Saltanat idaresinde bile padişahın halkın içinde ve halka yakın olması beklenir.
Yani tek başınıza devlete sahip bile olsanız halkınız huzurlu değilse sizde huzurlu olamazsınız. Halkın maddî ve manevî saadetini sağlamaya bir mecburiyet hissedersiniz. Halkın ahvalinden uzak olan padişahların devlet idaresinde sorunlar yaşadığı tarihi bir gerçekliktir.
Saltanat sahibi padişahlar bile halktan uzak olmanın verdiği sıkıntıları fark ediyorsa demokrasilerde seçimle gelmiş olan idarecilerin bunu fark etmemesi mümkün değildir. Belki saltanat idaresinde padişahın yerinde mahpus gibi oturması bir derece anlaşılabilir. Ancak demokrasilerde bu kabul edilemez bir durumdur. Belirli bir süreliğine yönetim yetkisini istediği idarecilere veren halk bu yetkinin nasıl kullanıldığını gözetleyen ve denetleyendir. Kendi lehinde icraatlar ve faaliyetler yapıldığını göremez ve kendinden uzaklaşıldığını hissederse bir daha yetki vermeyecektir.
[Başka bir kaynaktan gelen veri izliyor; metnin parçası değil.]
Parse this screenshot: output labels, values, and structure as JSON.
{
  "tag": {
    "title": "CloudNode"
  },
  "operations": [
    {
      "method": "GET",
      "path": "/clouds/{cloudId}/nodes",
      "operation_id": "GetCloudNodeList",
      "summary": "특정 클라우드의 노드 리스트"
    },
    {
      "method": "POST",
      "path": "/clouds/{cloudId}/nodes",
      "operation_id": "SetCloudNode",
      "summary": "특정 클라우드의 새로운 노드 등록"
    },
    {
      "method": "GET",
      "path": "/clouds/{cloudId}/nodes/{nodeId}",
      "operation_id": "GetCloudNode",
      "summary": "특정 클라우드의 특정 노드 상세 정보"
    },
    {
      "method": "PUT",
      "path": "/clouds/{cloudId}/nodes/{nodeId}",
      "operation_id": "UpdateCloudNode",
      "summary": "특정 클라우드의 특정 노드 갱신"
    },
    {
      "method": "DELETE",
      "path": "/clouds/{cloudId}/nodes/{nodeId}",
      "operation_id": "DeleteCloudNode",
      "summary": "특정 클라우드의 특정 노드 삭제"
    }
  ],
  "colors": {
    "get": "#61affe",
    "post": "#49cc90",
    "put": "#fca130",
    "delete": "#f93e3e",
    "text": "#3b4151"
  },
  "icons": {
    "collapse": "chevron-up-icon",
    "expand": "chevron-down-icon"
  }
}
Saltanat dönemini de yaşayan Bediüzzaman, bütün yönetimler için istibdadın nasıl bir mahiyet arz ettiğini izah etmiştir. “İşte mâhiyet-i istibdadın timsâli budur. Zira, sâbıkta, Padişah kendi yerinde mahpus gibi oturuyordu, bîçare milletin hâlini anlamıyordu yahut zaaf-ı kalb ve kuvvet-i vehim ile anlamak istemiyordu, yahut mütehevvisâne ve mütekeyyifâne ve mütekalkıl tabiatı anlattırmaya müsâit değildi. İşte hükûmetteki istibdada, her şeyde ki istibdadı kıyas ediniz. Hatta, taklidi tevlit eden ilmin istibdadı dahi böyledir.”(Münâzarât) Hakikati göstermektedir ki halkın hissiyatından uzaklaşan, milletin halini anlamayan, heves ve keyifle hareket eden, vehimli ve şüpheci davranan idareciler istibdadı yaşayan ve yaşatanlardır. Yerinde mahpus gibi oturmak demokrasiyle değil, ancak istibdatla açıklanabilir.